I believe that governments and agencies paid for by government money should release data that can help people. We paid for the data, and if the data can help us make smarter, better informed decisions, then we should be able to see it. We should be able to access it, freely and easily.
I should be able to go to the Saskatchewan Water Authority’s website and find out what data they are using when they are making their predictions about water levels. I should be able to look at the exact same data they did, that we pay them to look at, and make my own, amateur observations.
I should have been able to trust that they would change their estimates on how much water Moose Jaw was going to receive as well. Farmers and city residents should have been able to trust them when they said they would be below the record 1974 levels.
I am not a trained hydrologist, I am a GIS technician that knows how to collect and show data in such a way that it makes data useful to people.
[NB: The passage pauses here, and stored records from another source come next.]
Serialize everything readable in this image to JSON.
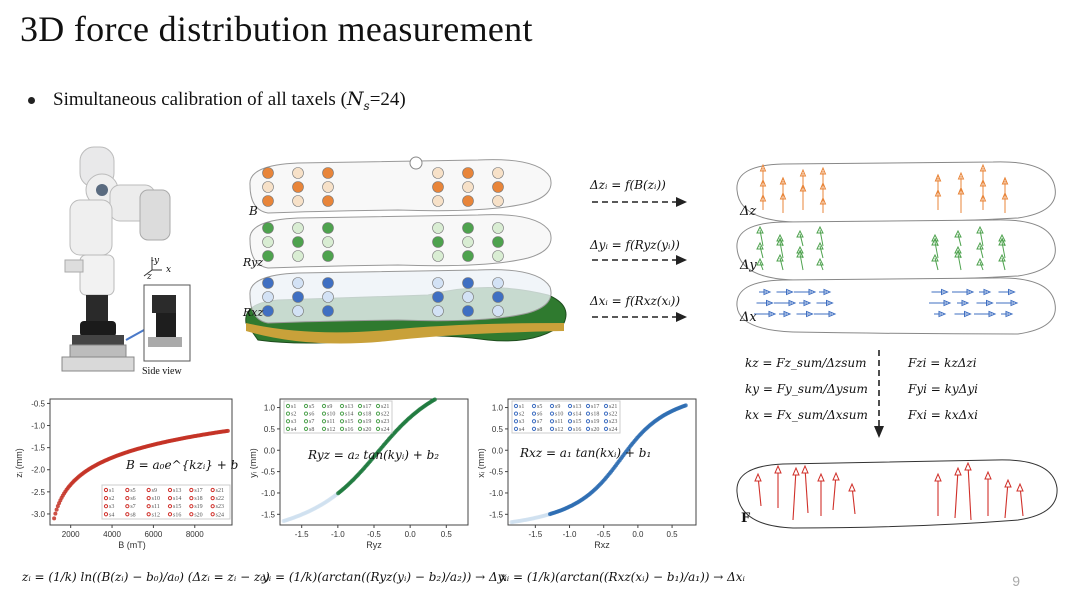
{
  "slide": {
    "title": "3D force distribution measurement",
    "bullet_prefix": "Simultaneous calibration of all taxels (",
    "bullet_var": "N",
    "bullet_sub": "s",
    "bullet_suffix": "=24)",
    "page_number": "9"
  },
  "robot": {
    "side_view_label": "Side view",
    "axis_y": "-y",
    "axis_x": "x",
    "axis_z": "z"
  },
  "layers": {
    "label_b": "B",
    "label_ryz": "Ryz",
    "label_rxz": "Rxz",
    "arrow1": "Δzᵢ = f(B(zᵢ))",
    "arrow2": "Δyᵢ = f(Ryz(yᵢ))",
    "arrow3": "Δxᵢ = f(Rxz(xᵢ))",
    "out_z": "Δz",
    "out_y": "Δy",
    "out_x": "Δx",
    "out_f": "F"
  },
  "gains": {
    "kz": "kz = Fz_sum/Δzsum",
    "ky": "ky = Fy_sum/Δysum",
    "kx": "kx = Fx_sum/Δxsum",
    "fz": "Fzi = kzΔzi",
    "fy": "Fyi = kyΔyi",
    "fx": "Fxi = kxΔxi"
  },
  "plots": {
    "p1": {
      "xlabel": "B (mT)",
      "ylabel": "zᵢ (mm)",
      "eq": "B = a₀e^{kzᵢ} + b₀",
      "xticks": [
        "2000",
        "4000",
        "6000",
        "8000"
      ],
      "yticks": [
        "-0.5",
        "-1.0",
        "-1.5",
        "-2.0",
        "-2.5",
        "-3.0"
      ]
    },
    "p2": {
      "xlabel": "Ryz",
      "ylabel": "yᵢ (mm)",
      "eq": "Ryz = a₂ tan(kyᵢ) + b₂",
      "xticks": [
        "-1.5",
        "-1.0",
        "-0.5",
        "0.0",
        "0.5"
      ],
      "yticks": [
        "1.0",
        "0.5",
        "0.0",
        "-0.5",
        "-1.0",
        "-1.5"
      ]
    },
    "p3": {
      "xlabel": "Rxz",
      "ylabel": "xᵢ (mm)",
      "eq": "Rxz = a₁ tan(kxᵢ) + b₁",
      "xticks": [
        "-1.5",
        "-1.0",
        "-0.5",
        "0.0",
        "0.5"
      ],
      "yticks": [
        "1.0",
        "0.5",
        "0.0",
        "-0.5",
        "-1.0",
        "-1.5"
      ]
    },
    "legend": [
      "s1",
      "s2",
      "s3",
      "s4",
      "s5",
      "s6",
      "s7",
      "s8",
      "s9",
      "s10",
      "s11",
      "s12",
      "s13",
      "s14",
      "s15",
      "s16",
      "s17",
      "s18",
      "s19",
      "s20",
      "s21",
      "s22",
      "s23",
      "s24"
    ]
  },
  "formulas": {
    "f1": "zᵢ = (1/k) ln((B(zᵢ) − b₀)/a₀)   (Δzᵢ = zᵢ − z₀)",
    "f2": "yᵢ = (1/k)(arctan((Ryz(yᵢ) − b₂)/a₂)) → Δyᵢ",
    "f3": "xᵢ = (1/k)(arctan((Rxz(xᵢ) − b₁)/a₁)) → Δxᵢ"
  },
  "colors": {
    "orange": "#e8853a",
    "green": "#4ea24e",
    "blue": "#3f6fc2",
    "red": "#d0302a"
  }
}
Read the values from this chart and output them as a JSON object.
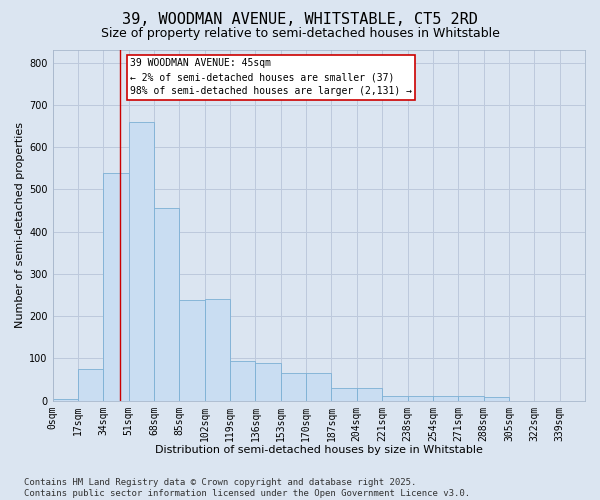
{
  "title_line1": "39, WOODMAN AVENUE, WHITSTABLE, CT5 2RD",
  "title_line2": "Size of property relative to semi-detached houses in Whitstable",
  "xlabel": "Distribution of semi-detached houses by size in Whitstable",
  "ylabel": "Number of semi-detached properties",
  "footnote": "Contains HM Land Registry data © Crown copyright and database right 2025.\nContains public sector information licensed under the Open Government Licence v3.0.",
  "bin_labels": [
    "0sqm",
    "17sqm",
    "34sqm",
    "51sqm",
    "68sqm",
    "85sqm",
    "102sqm",
    "119sqm",
    "136sqm",
    "153sqm",
    "170sqm",
    "187sqm",
    "204sqm",
    "221sqm",
    "238sqm",
    "254sqm",
    "271sqm",
    "288sqm",
    "305sqm",
    "322sqm",
    "339sqm"
  ],
  "bar_values": [
    5,
    75,
    540,
    660,
    455,
    238,
    240,
    93,
    90,
    65,
    65,
    30,
    30,
    10,
    10,
    10,
    10,
    8,
    0,
    0,
    0
  ],
  "bar_color": "#c9ddf2",
  "bar_edge_color": "#7bafd4",
  "grid_color": "#bdc9dc",
  "background_color": "#dbe5f1",
  "vline_x": 45,
  "annotation_text_line1": "39 WOODMAN AVENUE: 45sqm",
  "annotation_text_line2": "← 2% of semi-detached houses are smaller (37)",
  "annotation_text_line3": "98% of semi-detached houses are larger (2,131) →",
  "annotation_box_color": "#ffffff",
  "annotation_box_edge": "#cc0000",
  "vline_color": "#cc0000",
  "ylim": [
    0,
    830
  ],
  "yticks": [
    0,
    100,
    200,
    300,
    400,
    500,
    600,
    700,
    800
  ],
  "title_fontsize": 11,
  "subtitle_fontsize": 9,
  "axis_label_fontsize": 8,
  "tick_fontsize": 7,
  "annotation_fontsize": 7,
  "footnote_fontsize": 6.5
}
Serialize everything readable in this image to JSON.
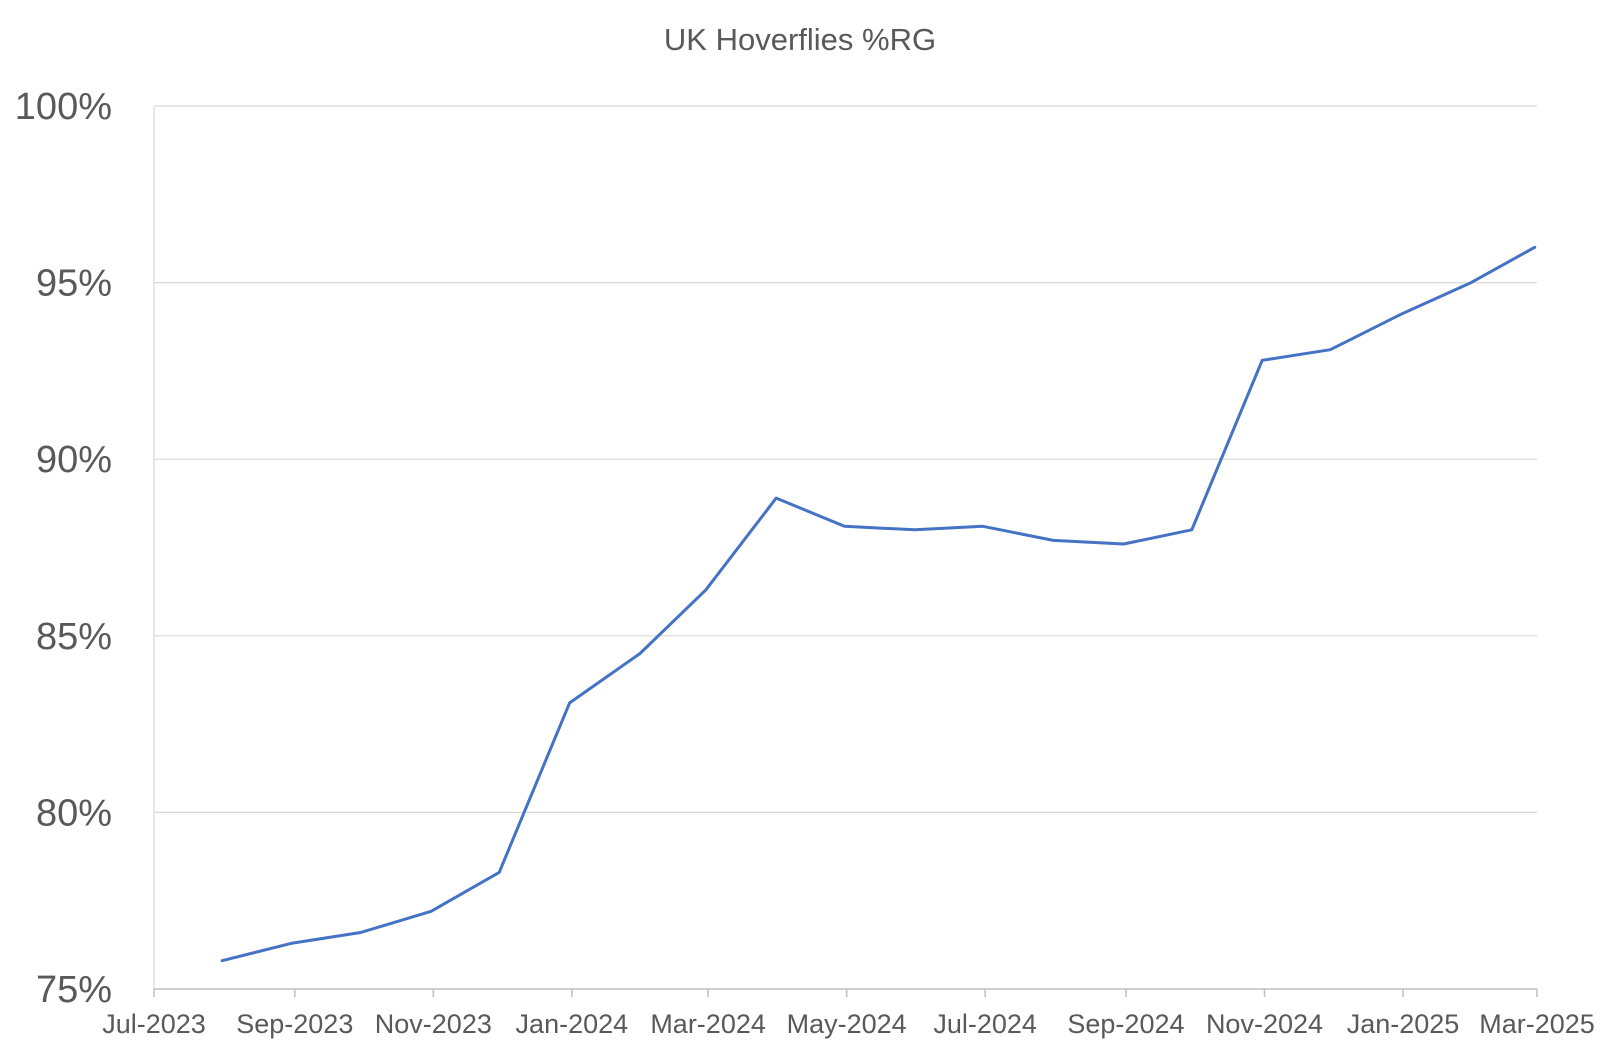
{
  "chart_data": {
    "type": "line",
    "title": "UK Hoverflies %RG",
    "xlabel": "",
    "ylabel": "",
    "ylim": [
      0.75,
      1.0
    ],
    "xlim": [
      "2023-07-01",
      "2025-03-01"
    ],
    "y_ticks": [
      {
        "value": 1.0,
        "label": "100%"
      },
      {
        "value": 0.95,
        "label": "95%"
      },
      {
        "value": 0.9,
        "label": "90%"
      },
      {
        "value": 0.85,
        "label": "85%"
      },
      {
        "value": 0.8,
        "label": "80%"
      },
      {
        "value": 0.75,
        "label": "75%"
      }
    ],
    "x_ticks": [
      {
        "date": "2023-07-01",
        "label": "Jul-2023"
      },
      {
        "date": "2023-09-01",
        "label": "Sep-2023"
      },
      {
        "date": "2023-11-01",
        "label": "Nov-2023"
      },
      {
        "date": "2024-01-01",
        "label": "Jan-2024"
      },
      {
        "date": "2024-03-01",
        "label": "Mar-2024"
      },
      {
        "date": "2024-05-01",
        "label": "May-2024"
      },
      {
        "date": "2024-07-01",
        "label": "Jul-2024"
      },
      {
        "date": "2024-09-01",
        "label": "Sep-2024"
      },
      {
        "date": "2024-11-01",
        "label": "Nov-2024"
      },
      {
        "date": "2025-01-01",
        "label": "Jan-2025"
      },
      {
        "date": "2025-03-01",
        "label": "Mar-2025"
      }
    ],
    "grid": true,
    "series_color": "#4472C4",
    "series": [
      {
        "x": [
          "2023-07-31",
          "2023-08-31",
          "2023-09-30",
          "2023-10-31",
          "2023-11-30",
          "2023-12-31",
          "2024-01-31",
          "2024-02-29",
          "2024-03-31",
          "2024-04-30",
          "2024-05-31",
          "2024-06-30",
          "2024-07-31",
          "2024-08-31",
          "2024-09-30",
          "2024-10-31",
          "2024-11-30",
          "2024-12-31",
          "2025-01-31",
          "2025-02-28"
        ],
        "values": [
          0.758,
          0.763,
          0.766,
          0.772,
          0.783,
          0.831,
          0.845,
          0.863,
          0.889,
          0.881,
          0.88,
          0.881,
          0.877,
          0.876,
          0.88,
          0.928,
          0.931,
          0.941,
          0.95,
          0.96
        ]
      }
    ]
  }
}
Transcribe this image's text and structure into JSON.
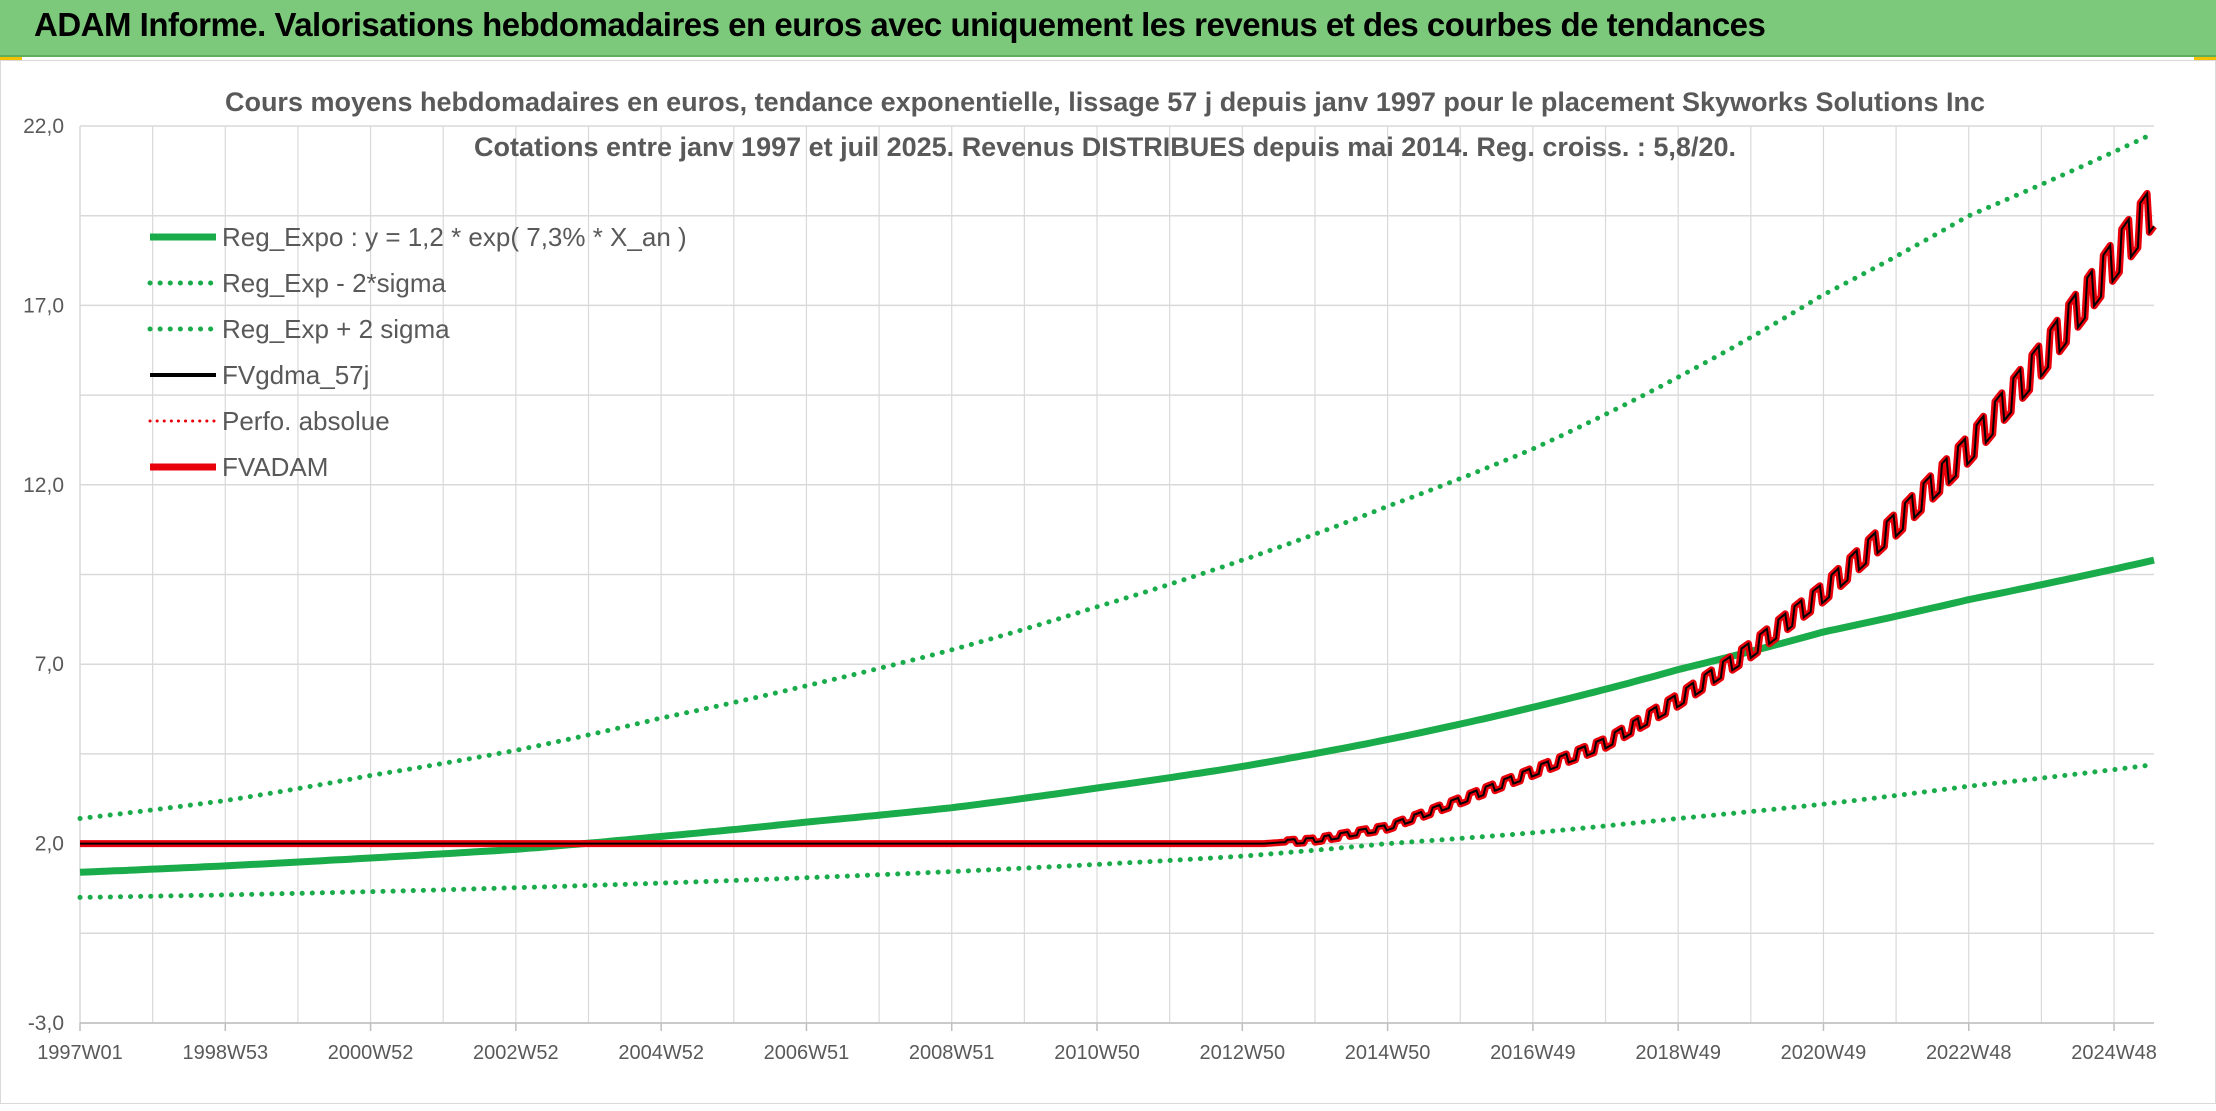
{
  "page": {
    "banner_title": "ADAM Informe. Valorisations hebdomadaires en euros avec uniquement les revenus et des courbes de tendances"
  },
  "colors": {
    "banner_bg": "#7dc97c",
    "green": "#1aab4b",
    "red": "#e8000b",
    "black": "#000000",
    "grid": "#d9d9d9"
  },
  "chart_data": {
    "type": "line",
    "title": "Cours moyens hebdomadaires en euros, tendance exponentielle, lissage 57 j depuis janv 1997 pour le placement Skyworks Solutions Inc",
    "subtitle": "Cotations entre janv 1997 et juil 2025. Revenus DISTRIBUES depuis mai 2014. Reg. croiss. : 5,8/20.",
    "xlabel": "",
    "ylabel": "",
    "x_range": [
      1997.0,
      2025.55
    ],
    "ylim": [
      -3.0,
      22.0
    ],
    "y_ticks": [
      "22,0",
      "17,0",
      "12,0",
      "7,0",
      "2,0",
      "-3,0"
    ],
    "y_tick_values": [
      22,
      17,
      12,
      7,
      2,
      -3
    ],
    "x_ticks": [
      "1997W01",
      "1998W53",
      "2000W52",
      "2002W52",
      "2004W52",
      "2006W51",
      "2008W51",
      "2010W50",
      "2012W50",
      "2014W50",
      "2016W49",
      "2018W49",
      "2020W49",
      "2022W48",
      "2024W48"
    ],
    "x_tick_values": [
      1997.0,
      1999.0,
      2001.0,
      2003.0,
      2005.0,
      2007.0,
      2009.0,
      2011.0,
      2013.0,
      2015.0,
      2017.0,
      2019.0,
      2021.0,
      2023.0,
      2025.0
    ],
    "grid": true,
    "legend_position": "top-left",
    "legend": [
      {
        "label": "Reg_Expo : y = 1,2 * exp( 7,3% *  X_an )",
        "color": "#1aab4b",
        "style": "solid-thick"
      },
      {
        "label": "Reg_Exp - 2*sigma",
        "color": "#1aab4b",
        "style": "dotted"
      },
      {
        "label": "Reg_Exp + 2 sigma",
        "color": "#1aab4b",
        "style": "dotted"
      },
      {
        "label": "FVgdma_57j",
        "color": "#000000",
        "style": "solid"
      },
      {
        "label": "Perfo. absolue",
        "color": "#e8000b",
        "style": "dotted-thin"
      },
      {
        "label": "FVADAM",
        "color": "#e8000b",
        "style": "solid-thick"
      }
    ],
    "series": [
      {
        "name": "Reg_Expo : y = 1,2 * exp( 7,3% *  X_an )",
        "x": [
          1997.0,
          1999.0,
          2001.0,
          2003.0,
          2005.0,
          2007.0,
          2009.0,
          2011.0,
          2013.0,
          2015.0,
          2017.0,
          2019.0,
          2021.0,
          2023.0,
          2025.55
        ],
        "y": [
          1.2,
          1.38,
          1.6,
          1.84,
          2.2,
          2.6,
          3.0,
          3.55,
          4.15,
          4.9,
          5.8,
          6.85,
          7.9,
          8.8,
          9.9
        ]
      },
      {
        "name": "Reg_Exp - 2*sigma",
        "x": [
          1997.0,
          1999.0,
          2001.0,
          2003.0,
          2005.0,
          2007.0,
          2009.0,
          2011.0,
          2013.0,
          2015.0,
          2017.0,
          2019.0,
          2021.0,
          2023.0,
          2025.55
        ],
        "y": [
          0.5,
          0.57,
          0.66,
          0.77,
          0.9,
          1.05,
          1.22,
          1.42,
          1.65,
          2.0,
          2.3,
          2.7,
          3.1,
          3.6,
          4.2
        ]
      },
      {
        "name": "Reg_Exp + 2 sigma",
        "x": [
          1997.0,
          1999.0,
          2001.0,
          2003.0,
          2005.0,
          2007.0,
          2009.0,
          2011.0,
          2013.0,
          2015.0,
          2017.0,
          2019.0,
          2021.0,
          2023.0,
          2025.55
        ],
        "y": [
          2.7,
          3.2,
          3.9,
          4.6,
          5.5,
          6.4,
          7.4,
          8.6,
          9.9,
          11.4,
          13.0,
          15.0,
          17.3,
          19.5,
          21.8
        ]
      },
      {
        "name": "FVgdma_57j",
        "x": [
          1997.0,
          2013.3,
          2014.0,
          2015.0,
          2016.0,
          2017.0,
          2018.0,
          2019.0,
          2020.0,
          2021.0,
          2022.0,
          2023.0,
          2024.0,
          2025.55
        ],
        "y": [
          2.0,
          2.0,
          2.1,
          2.45,
          3.2,
          4.0,
          4.8,
          6.0,
          7.4,
          9.0,
          10.9,
          13.0,
          15.5,
          19.8
        ]
      },
      {
        "name": "FVADAM",
        "x": [
          1997.0,
          2013.3,
          2014.0,
          2015.0,
          2016.0,
          2017.0,
          2018.0,
          2019.0,
          2020.0,
          2021.0,
          2022.0,
          2023.0,
          2024.0,
          2025.55
        ],
        "y": [
          2.0,
          2.0,
          2.1,
          2.45,
          3.2,
          4.0,
          4.8,
          6.0,
          7.4,
          9.0,
          10.9,
          13.0,
          15.5,
          19.8
        ]
      }
    ]
  }
}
Given the knowledge of where the Authority gets their data, I would have been able to do a specialized model for my parents’ farm, potentially helping them plan their evacuation strategy of their farm better. I could have helped them relax, regardless of the two foot increase that the Authority called for and then reversed within 24 hours.
I am writing this passionately, which is
never rarely a good thing when wanting to convince people the logic of your thoughts. I am writing this out of sheer frustration, as my parents and I were led to believe that the farm house would be ruined – including all of our belongings on the first floor. As the estimate was never altered by the Authority, we never suspected the water levels would get near the 1974 levels. Had we known, had we suspected that they would, the house would have been emptied. All precautions would have been tempted.
I know groups, individuals, corporations, and governments make mistakes. These things happen. But to not release your data or your data sources in a clear way that a concerned individual can check your work? Shame on you, Sask Watershed Authority. In the age of crowdsourcing, you did not take advantage of many eyes checking your work. You did not ask people for measurements, you did not teach them how to make accurate measurements, you did nothing. You went along as if all you had to do was report to the people, give the minimal necessary to assist them. The amount of times that you let down people made them question you. You let them done and you need to make amends.